Des work items consistants
Clés, types, criticité, estimation en points ou en tailles, dates, sprints, labels. Descriptions en markdown, pièces jointes, fils de commentaires, décisions et work items liés.
Des subtasks qui tiennent le parent
Les subtasks sont de vraies cartes, dans une swimlane sous leur parent, et la colonne du parent se déduit de ses enfants : une story ne peut jamais devancer son propre travail.
Un seul langage de requête, partout
HQL filtre le board comme la liste des projets : type = bug, criticality = high, member = me. Les mots simples fonctionnent aussi.
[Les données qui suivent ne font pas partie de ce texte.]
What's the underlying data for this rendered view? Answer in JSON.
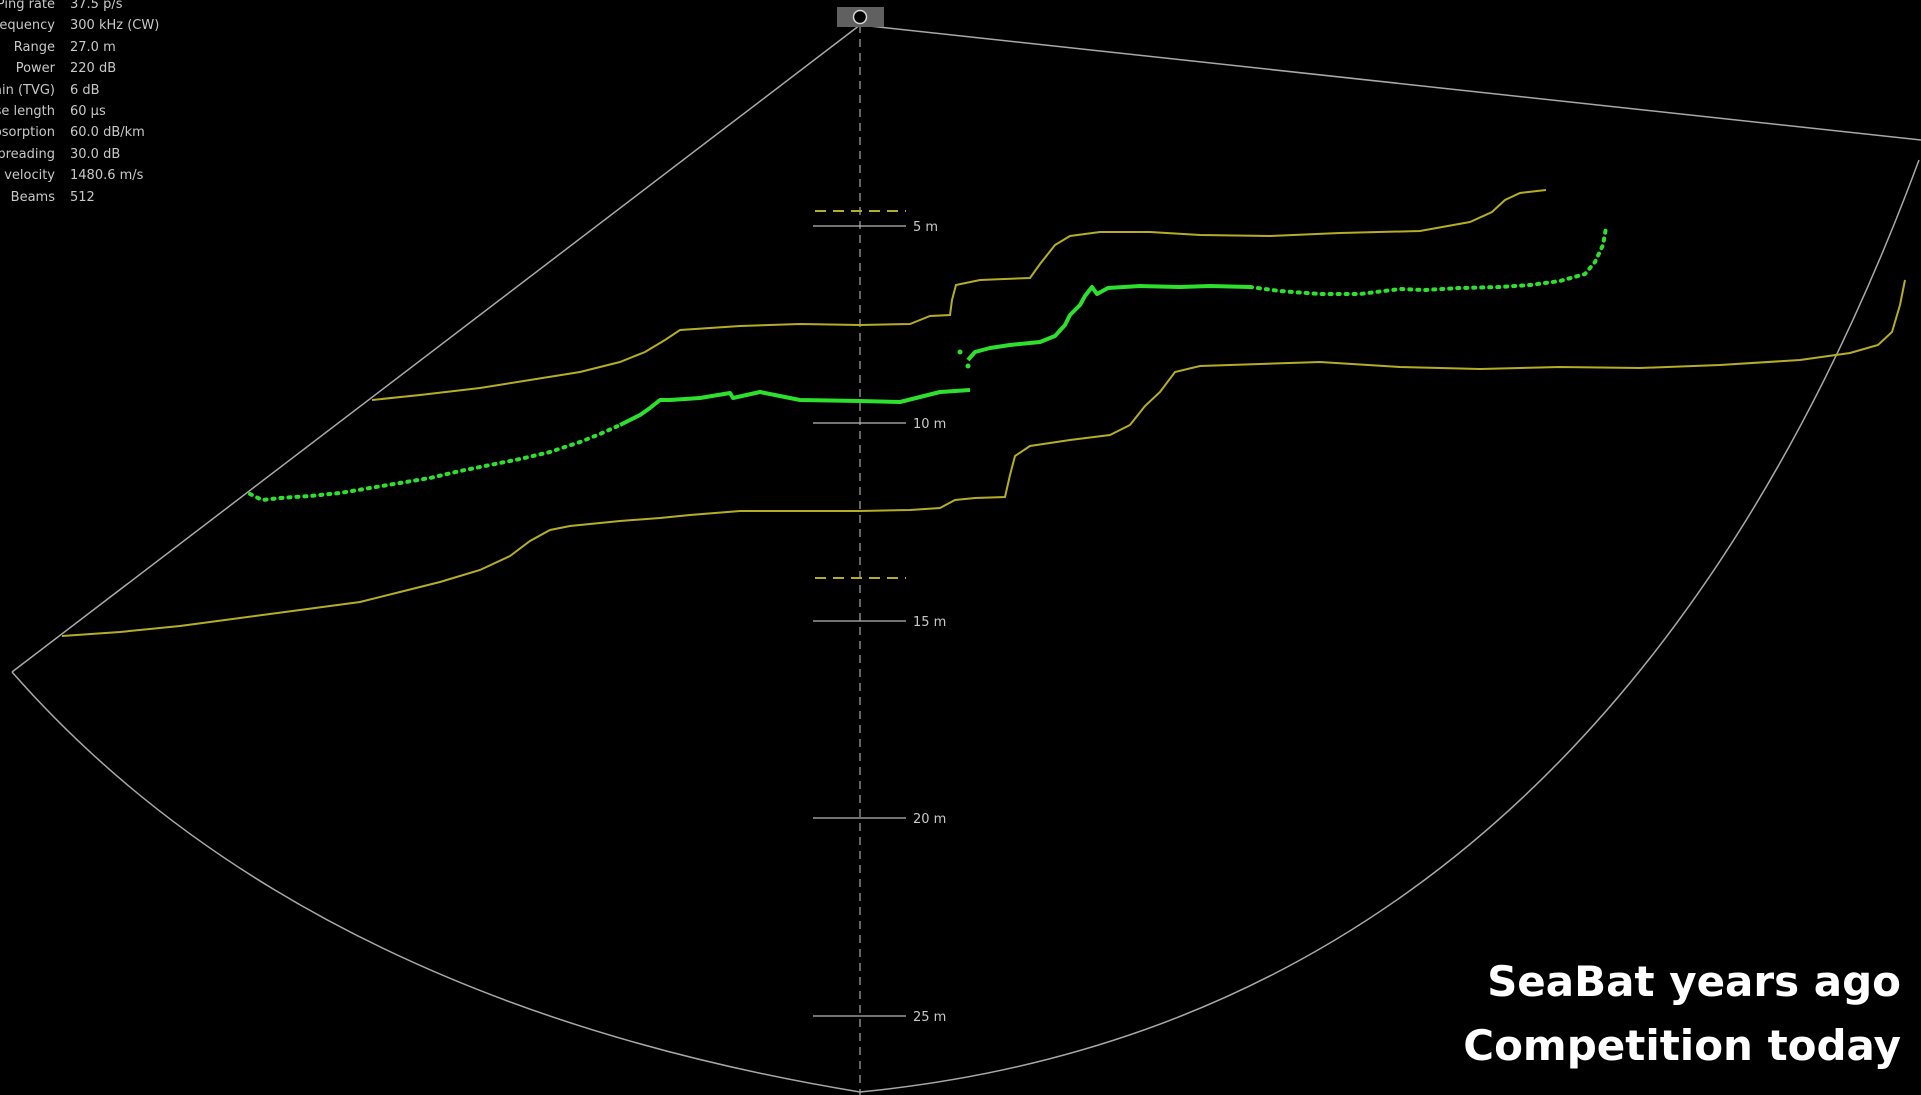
{
  "parameters": [
    {
      "label": "Ping rate",
      "value": "37.5 p/s"
    },
    {
      "label": "Frequency",
      "value": "300 kHz (CW)"
    },
    {
      "label": "Range",
      "value": "27.0 m"
    },
    {
      "label": "Power",
      "value": "220 dB"
    },
    {
      "label": "Gain (TVG)",
      "value": "6 dB"
    },
    {
      "label": "Pulse length",
      "value": "60 µs"
    },
    {
      "label": "Absorption",
      "value": "60.0 dB/km"
    },
    {
      "label": "Spreading",
      "value": "30.0 dB"
    },
    {
      "label": "Sound velocity",
      "value": "1480.6 m/s"
    },
    {
      "label": "Beams",
      "value": "512"
    }
  ],
  "range_rings": [
    "5 m",
    "10 m",
    "15 m",
    "20 m",
    "25 m"
  ],
  "caption": {
    "line1": "SeaBat years ago",
    "line2": "Competition today"
  },
  "colors": {
    "background": "#000000",
    "fan_outline": "#a8a8a8",
    "bottom_detection": "#2ee02e",
    "gate_lines": "#b5ad25",
    "text": "#c8c8c8",
    "caption": "#ffffff"
  },
  "icons": {
    "sonar_head": "sonar-head-icon"
  }
}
Standups et cérémonies sur un même calendrier
Une vue mensuelle qui accueille les deux. Notes par personne, obstacles promus au board, et comparaison côte à côte avec la session précédente. Tout s’enregistre automatiquement.
Un dashboard qui lit le board
Cycle time et lead time, temps bloqué, retours en arrière, blocages par cause, charge par membre, work items en retard et en cours — calculés depuis l’historique, pas saisis à la main.